Dhauri Mangri/Sagatpura (Udaipur), November 20
Roop Lal of Dhauri Mangri has
no idea what is door-to-door campaigning, or, for that matter, what elections are all about.
Can’t blame him. He was born and raised in a door-less kutcha house before Indpendence. Over 60 years later, he still lives in the same house, still door-less.
He is not the only one, though; almost all houses in this remote tribal belt of Udaipur district do not have doors, only thatched roofs and mud walls.
People are too poor to think about doors when their basic food needs are barely met. Governmental
neglect has been such that they have simply given up. “Actually, we don’t need doors. We have nothing to keep behind the safety of locks”, a tribal elder said.
Nothing holds. Heera Bhai of Sagatpura village nearby scolded Shankar, his son, for returning home early from the school. “The teacher did not come today also,” the boy explained. The school master walks into the school at
11 am, a good three hours late every day. For the last week or so, he has just not shown up. His school sits precariously on the banks of a seasonal rivulet.
Heera Bhai does not know who is contesting from his village. He couldn't care less. “For decades, we have been demanding a pucca road to the village. No one listens. Politicians hold rallies away from our village and make tall promises — good roads, regular power
supply, employment and potable water supply — but no one visits Sagatpura.”
“No one has come to us either,” Roop Lal says. “I hope they come one day and help me with a grant of Rs 15,000 for a well and Rs 32,000 for levelling of fields. Such grants are being given all over the state but not in Dhauri Mangri.”
Governmental help, if it comes, is only in driblets. Shankar was given money to contruct a water channel. A well was also dug but the officials have not installed the water pump to reach for safe drinking water.
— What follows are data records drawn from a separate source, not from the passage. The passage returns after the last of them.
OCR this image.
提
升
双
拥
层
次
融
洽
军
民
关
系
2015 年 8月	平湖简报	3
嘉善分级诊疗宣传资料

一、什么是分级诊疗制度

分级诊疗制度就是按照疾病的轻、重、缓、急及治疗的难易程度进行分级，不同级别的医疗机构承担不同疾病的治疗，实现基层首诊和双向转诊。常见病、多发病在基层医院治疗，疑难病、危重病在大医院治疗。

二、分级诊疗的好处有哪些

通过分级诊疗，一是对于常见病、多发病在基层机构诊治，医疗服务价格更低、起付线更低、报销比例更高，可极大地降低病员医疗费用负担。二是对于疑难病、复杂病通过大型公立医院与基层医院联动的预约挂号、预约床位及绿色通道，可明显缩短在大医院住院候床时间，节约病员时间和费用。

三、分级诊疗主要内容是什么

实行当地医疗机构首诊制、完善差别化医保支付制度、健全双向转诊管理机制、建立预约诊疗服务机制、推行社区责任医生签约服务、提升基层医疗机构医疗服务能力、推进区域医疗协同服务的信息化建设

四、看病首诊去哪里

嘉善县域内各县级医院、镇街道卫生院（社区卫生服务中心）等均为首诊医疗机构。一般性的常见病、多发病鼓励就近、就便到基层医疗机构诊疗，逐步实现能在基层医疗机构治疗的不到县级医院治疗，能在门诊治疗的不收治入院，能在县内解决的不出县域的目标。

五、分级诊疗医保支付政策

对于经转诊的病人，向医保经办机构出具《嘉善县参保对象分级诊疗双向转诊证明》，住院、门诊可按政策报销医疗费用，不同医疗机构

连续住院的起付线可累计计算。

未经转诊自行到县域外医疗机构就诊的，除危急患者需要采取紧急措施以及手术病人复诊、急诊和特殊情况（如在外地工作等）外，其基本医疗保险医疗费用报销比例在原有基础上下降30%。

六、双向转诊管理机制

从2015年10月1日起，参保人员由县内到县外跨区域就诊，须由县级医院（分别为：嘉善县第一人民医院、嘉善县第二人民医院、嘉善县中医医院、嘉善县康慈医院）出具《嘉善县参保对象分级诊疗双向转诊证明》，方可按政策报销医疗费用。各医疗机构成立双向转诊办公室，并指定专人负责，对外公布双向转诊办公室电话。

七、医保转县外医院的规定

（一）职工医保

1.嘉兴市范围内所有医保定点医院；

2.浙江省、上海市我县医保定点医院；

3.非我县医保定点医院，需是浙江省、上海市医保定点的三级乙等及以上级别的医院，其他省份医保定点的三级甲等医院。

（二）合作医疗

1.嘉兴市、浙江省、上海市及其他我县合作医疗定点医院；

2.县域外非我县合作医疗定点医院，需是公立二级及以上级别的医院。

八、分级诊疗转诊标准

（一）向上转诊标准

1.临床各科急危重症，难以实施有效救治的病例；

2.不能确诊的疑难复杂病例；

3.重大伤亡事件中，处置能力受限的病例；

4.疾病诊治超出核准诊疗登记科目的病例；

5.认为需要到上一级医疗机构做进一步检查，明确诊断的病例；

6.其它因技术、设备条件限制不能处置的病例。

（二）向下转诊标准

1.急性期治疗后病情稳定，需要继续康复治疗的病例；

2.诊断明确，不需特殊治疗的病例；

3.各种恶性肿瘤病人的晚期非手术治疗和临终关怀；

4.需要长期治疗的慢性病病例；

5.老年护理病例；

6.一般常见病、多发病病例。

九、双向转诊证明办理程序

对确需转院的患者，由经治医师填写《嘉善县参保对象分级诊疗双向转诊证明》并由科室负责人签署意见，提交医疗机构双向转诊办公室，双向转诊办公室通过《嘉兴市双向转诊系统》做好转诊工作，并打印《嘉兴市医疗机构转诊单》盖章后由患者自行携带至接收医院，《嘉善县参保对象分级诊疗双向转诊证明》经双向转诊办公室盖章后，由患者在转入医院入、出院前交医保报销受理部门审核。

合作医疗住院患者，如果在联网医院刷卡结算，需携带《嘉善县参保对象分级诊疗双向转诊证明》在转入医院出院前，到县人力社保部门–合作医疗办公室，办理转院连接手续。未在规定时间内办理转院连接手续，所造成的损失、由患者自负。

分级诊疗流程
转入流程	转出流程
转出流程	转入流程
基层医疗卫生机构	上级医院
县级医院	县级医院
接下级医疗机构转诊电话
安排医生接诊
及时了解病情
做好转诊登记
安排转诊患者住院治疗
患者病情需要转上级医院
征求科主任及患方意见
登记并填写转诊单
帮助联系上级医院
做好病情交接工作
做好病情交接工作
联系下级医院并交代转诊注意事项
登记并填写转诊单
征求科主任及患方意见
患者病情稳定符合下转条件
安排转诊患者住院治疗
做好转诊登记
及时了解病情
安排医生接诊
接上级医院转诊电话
These vallages are more than
500 km from Jaipur but the road and rail connection is very poor. An Udaipur-Ahmedabad narrow-gauge train runs here at a speed of less than 20 km per hour. “For decades, we have been promised broad-gauge and a shorter route to Mumbai where many from these villages work.
The narrow-gauge train criss-crossing through the rocky terrain makes for a breathtaking sight, but the journey is most unconfortable with its broken wooden seats.
A grim existence for the tribals but Shankar is hoping that this time around some neta will surely visit them. “I will tell him my wife has become too old to bring water from the well three kilometres away. Forget the doors, Can’t they give us a couple of hand-pumps. At least that?”